早めに止血しといてよかったな。人間の血液量はわからないけど、下手したら失血死のおそれもあった。
「すいません、暗くなる前には帰ろうと思ってたんですが……。話し込んでるうちに遅くなっちゃって……。ウェルフに囲まれて、回復薬も使いきって……」
なあんだ、出ていこうとしていたわけじゃなかったんだ!
トールには悪いけど、ちょっと安心した。
「そっかそっか。怖かったね。よく頑張ったね。とにかく無事で良かった。一旦家に帰ろう?ゆっくり休んで治療しなきゃ。ねえトール、切れた腕はどこにあるかわかる?」
「あ……腕……は、さっきウェルフの一匹がくわえてどっか行っちゃって……」
「それはまずいな。エティリィ、ちょっと探してきてもらっていいかな。まだその辺にいると思うんだけど」
「あっ、待ってください。僕らがいなくなっちゃうとシャイヤン達が……。あの、一緒に連れて帰るのって駄目でしょうか」
倒れた人間の方を見ながら言う。
「うーん……。ごめんよトール。それは流石にできないや。僕の立場のせいなんだけど、人間や他の魔族に見つかるとちょっと不味いことになってしまうんだよ」
トールには悪いけど、これを譲るわけにはいかない。
魔王の息子どころか、魔族が近くに住んでいるってだけで問題が起きてしまうからだ。
ここで二人を連れて帰ったら、すぐにでも引っ越す必要が出てきてしまう。そんな危険は犯せない。

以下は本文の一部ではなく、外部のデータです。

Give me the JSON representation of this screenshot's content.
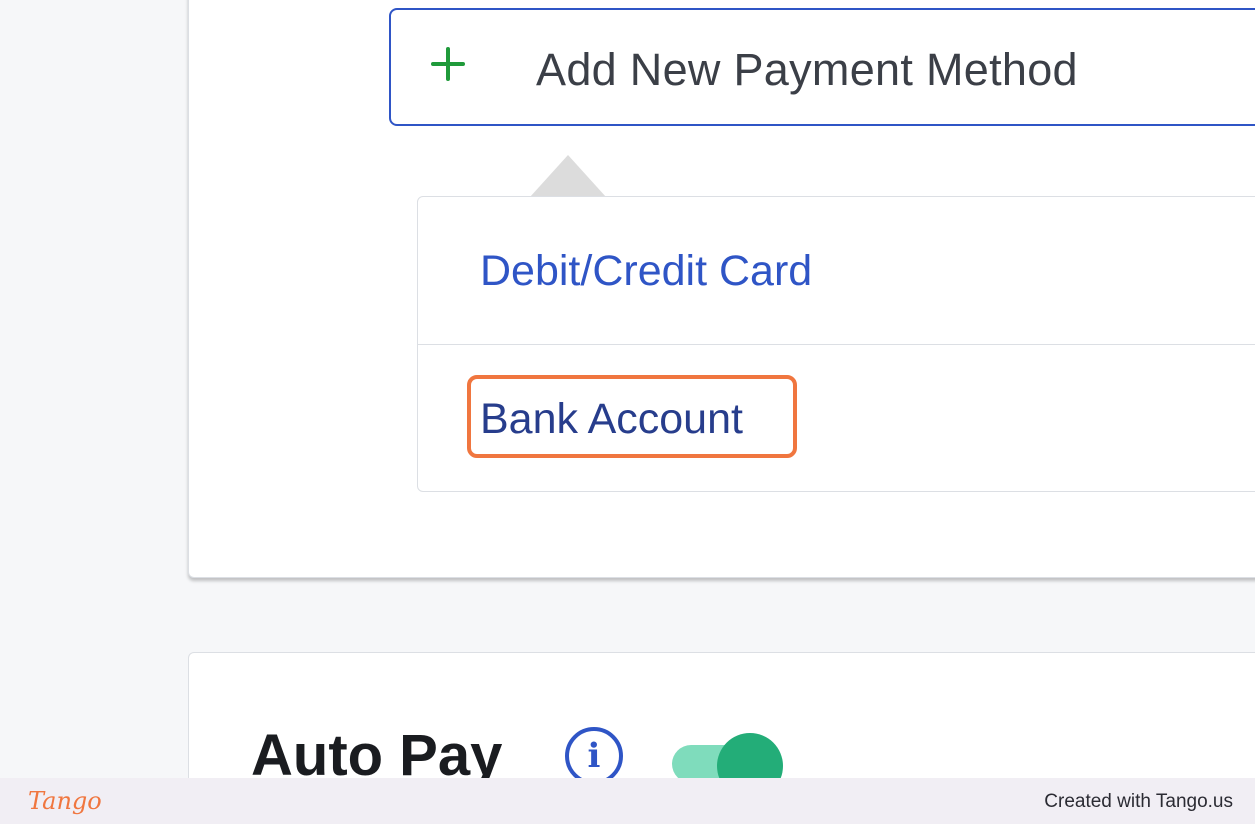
{
  "add_payment": {
    "label": "Add New Payment Method",
    "icon": "plus-icon",
    "icon_color": "#1f9a3a"
  },
  "payment_menu": {
    "items": [
      {
        "label": "Debit/Credit Card"
      },
      {
        "label": "Bank Account",
        "highlighted": true
      }
    ]
  },
  "highlight_color": "#f0763f",
  "auto_pay": {
    "title": "Auto Pay",
    "info_icon_glyph": "i",
    "toggle_on": true,
    "toggle_color": "#23ad78"
  },
  "footer": {
    "logo": "Tango",
    "created": "Created with Tango.us"
  },
  "colors": {
    "accent": "#2f55c6",
    "background": "#f6f7f9"
  }
}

「そう……ですか……。すいませんでした。あの、せめて二人が目を覚ますまで側にいちゃ駄目ですか?さっきまでは無事だったと思うんですが、急に倒れちゃって……」
「あぁ。倒れてるのは多分僕のせいだと思うな。僕の魔力の影響じゃないかな。トールは結界魔法かけてあるから大丈夫なだけで」
「え、あのそれって……。もしかして死んじゃったんですか」
「大丈夫ですよトール様。お二人は気絶しているだけです。マスターがここまで近寄って生きているとは、なかなかの強者のようですね」
「ということでトール。二人のためには僕達は近くにいたら不味いんだよ。だから、ね?帰ろう?」
「わ、わかりました……。あの、ではエティだけでもなんとか! ここで二人が起きるまででいいから助けてあげてもらえませんか!?」
「でもトール、持っていかれた腕を探さないと……」
「腕なんてっ! 友達なんです! さっき会ったばかりだけど、友達になったんです! お願いします!!」
ここまで頼まれたら首を横に振るわけにもいかない。
エティリィに守らせないとトールも帰ってくれなさそうだし。
僕としては見ず知らずの人間よりもトールの腕の方が大事なんだけど……。
まあ仕方がない。トールに嫌われたくもないしね。
「ふう、わかったよトール。じゃあエティリィ、悪いけどここは任せていいかな。あ、姿は見られないようにね」
指示を出すと、「いいんですか?」とでも言いたげな視線を向けてくる。
いやよくないよ。よくないけど仕方がないじゃん。
目を合わせて、無言で頷いてやる。
するとエティリィはため息一つ。
「了解です。二人が目を覚ましたのを確認した後、トール様の失われた腕の捜索に向かいます」
「ありがとうエティ。ウィルさん、我儘言ってすいません……」
「いやいや、いいってことさ。それより早く帰ろうよ。止血したとはいえ、治った訳じゃないんだからね。歩けるかい?」
トールを支えて立たせる。
トール、多分君はわかってないよ。流石の回復薬でも、無から有を生み出すことはできないんだからね。